Last fall, as Dyer sought to replace Brand as Mayor, the issue of police lawsuit liability hit a flashpoint, with current Fresno City Council President Miguel Arias suggesting Fresno may have to declare a fiscal emergency to provide for legal settlements.

Such a declaration would have enabled Fresno’s City Council to tap tens of millions in rainy-day funds to pay lawsuit settlements.

However, Brand administration officials contended that a fiscal emergency declaration would only have been necessary if the City of Fresno opted to settle out all pending lawsuits in the fall of 2019 and begin immediate payouts, an unprecedented and unlikely maneuver that has never come to pass.

Public floor fight abandoned

Monday’s meeting certainly isn’t the set-up originally envisioned by Arias, who sought to have the council’s first public hearing since the legislative body took to Zoom in early April.

The move to host a meeting at Fresno’s Saroyan Theatre – announced on Tuesday and abandoned by Friday – was largely panned by the Brand administration and Fresno’s police union when Arias announced it.

Yet, in back-to-back meetings, the Council has been subject to so-called “Zoombombers,” viewers of the Council meetings who have hijacked the floor with obscenities, racial epithets, and graphic sexual content.

Yet, Arias said the end of the Zoom era is concluding – just not when he hoped.

Lighting upgrades in the City Council chambers ensure that the next in-person meeting won’t occur until the end of June or early July.

Sweeping vs. Stopgap Budget

Another key consideration to Monday’s budget fight over police is whether the Fresno City Council will adopt an annual budget for Fiscal Year 2020-2021 or adopt Brand’s 90-day continuing resolution.

Despite a heavy push from the Brand administration to adopt a three-month short-term budget that maintains current spending levels across-the-board, there appears minimal appetite for holding spending and fully surveying the pandemic’s revenue fallout in October.

The Chief

While sea changes are set to arrive in budgetary and policy terms, Fresno’s police force is also due for a change in skipper.

Last August, Fresno was introduced to its 22nd Police Chief – Andy Hall.
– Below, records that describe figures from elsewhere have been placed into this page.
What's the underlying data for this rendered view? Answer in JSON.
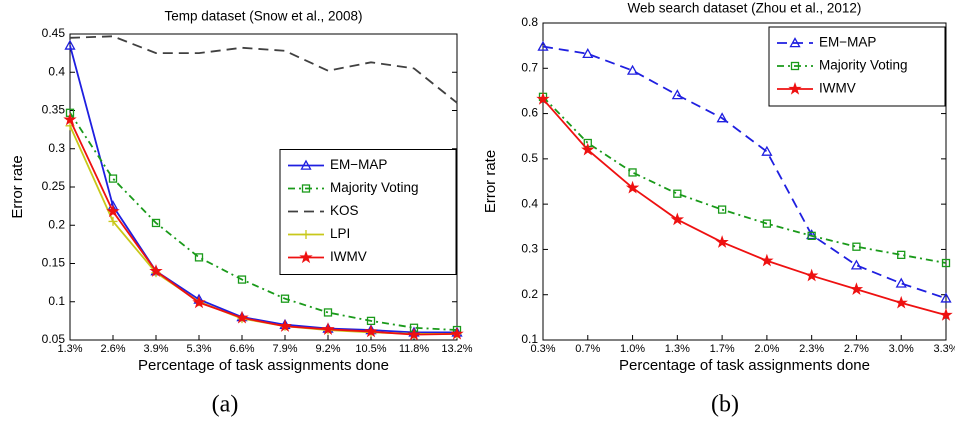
{
  "chart_data": [
    {
      "type": "line",
      "title": "Temp dataset (Snow et al., 2008)",
      "x_label": "Percentage of task assignments done",
      "y_label": "Error rate",
      "caption": "(a)",
      "categories": [
        "1.3%",
        "2.6%",
        "3.9%",
        "5.3%",
        "6.6%",
        "7.9%",
        "9.2%",
        "10.5%",
        "11.8%",
        "13.2%"
      ],
      "ylim": [
        0.05,
        0.45
      ],
      "yticks": [
        0.05,
        0.1,
        0.15,
        0.2,
        0.25,
        0.3,
        0.35,
        0.4,
        0.45
      ],
      "grid": false,
      "legend": "center right",
      "series": [
        {
          "name": "EM−MAP",
          "color": "#1f1fe0",
          "dash": "solid",
          "marker": "triangle",
          "values": [
            0.435,
            0.225,
            0.14,
            0.103,
            0.08,
            0.07,
            0.065,
            0.063,
            0.06,
            0.06
          ]
        },
        {
          "name": "Majority Voting",
          "color": "#1a9a1a",
          "dash": "dashdot",
          "marker": "square",
          "values": [
            0.347,
            0.261,
            0.203,
            0.158,
            0.129,
            0.104,
            0.086,
            0.075,
            0.066,
            0.063
          ]
        },
        {
          "name": "KOS",
          "color": "#404040",
          "dash": "dashed",
          "marker": "none",
          "values": [
            0.445,
            0.447,
            0.425,
            0.425,
            0.432,
            0.428,
            0.402,
            0.413,
            0.405,
            0.36
          ]
        },
        {
          "name": "LPI",
          "color": "#c8c81a",
          "dash": "solid",
          "marker": "plus",
          "values": [
            0.33,
            0.205,
            0.138,
            0.1,
            0.078,
            0.068,
            0.063,
            0.06,
            0.058,
            0.058
          ]
        },
        {
          "name": "IWMV",
          "color": "#ee1111",
          "dash": "solid",
          "marker": "star",
          "values": [
            0.338,
            0.218,
            0.14,
            0.099,
            0.079,
            0.068,
            0.064,
            0.061,
            0.057,
            0.058
          ]
        }
      ]
    },
    {
      "type": "line",
      "title": "Web search dataset (Zhou et al., 2012)",
      "x_label": "Percentage of task assignments done",
      "y_label": "Error rate",
      "caption": "(b)",
      "categories": [
        "0.3%",
        "0.7%",
        "1.0%",
        "1.3%",
        "1.7%",
        "2.0%",
        "2.3%",
        "2.7%",
        "3.0%",
        "3.3%"
      ],
      "ylim": [
        0.1,
        0.8
      ],
      "yticks": [
        0.1,
        0.2,
        0.3,
        0.4,
        0.5,
        0.6,
        0.7,
        0.8
      ],
      "grid": false,
      "legend": "upper right",
      "series": [
        {
          "name": "EM−MAP",
          "color": "#1f1fe0",
          "dash": "dashed",
          "marker": "triangle",
          "values": [
            0.748,
            0.732,
            0.695,
            0.641,
            0.59,
            0.516,
            0.332,
            0.265,
            0.225,
            0.192
          ]
        },
        {
          "name": "Majority Voting",
          "color": "#1a9a1a",
          "dash": "dashdot",
          "marker": "square",
          "values": [
            0.637,
            0.535,
            0.47,
            0.423,
            0.388,
            0.357,
            0.33,
            0.306,
            0.288,
            0.27
          ]
        },
        {
          "name": "IWMV",
          "color": "#ee1111",
          "dash": "solid",
          "marker": "star",
          "values": [
            0.632,
            0.52,
            0.436,
            0.366,
            0.316,
            0.275,
            0.242,
            0.212,
            0.182,
            0.155
          ]
        }
      ]
    }
  ]
}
Hall, a captain in the back 24 months of his career per the City’s retirement structure, was chosen after the most-transparent police chief search Fresno has ever undertaken.

For those closely following the public fora soliciting input on qualities and strategic vision for the next police chief, Hall’s selection was a surprise.

For starters, he wasn’t an active candidate for the job. Meanwhile, two fellow Fresno Police colleagues were considered, along with a smattering of candidates from outside of Fresno.

It was long-mused that succeeding Dyer, whose 18-year tenure as Police Chief is among the longest of America’s big cities, would be a difficult and unenviable assignment given his charismatic leadership style.

Now, with Hall in his last year before retirement, Mayor Lee Brand has again committed to a search for a permanent successor as Chief of Police before he hands the keys of the Mayor’s office to Dyer in January.

With climate, budget, and policy headwinds to come, running the Fresno Police Department remains a tall task.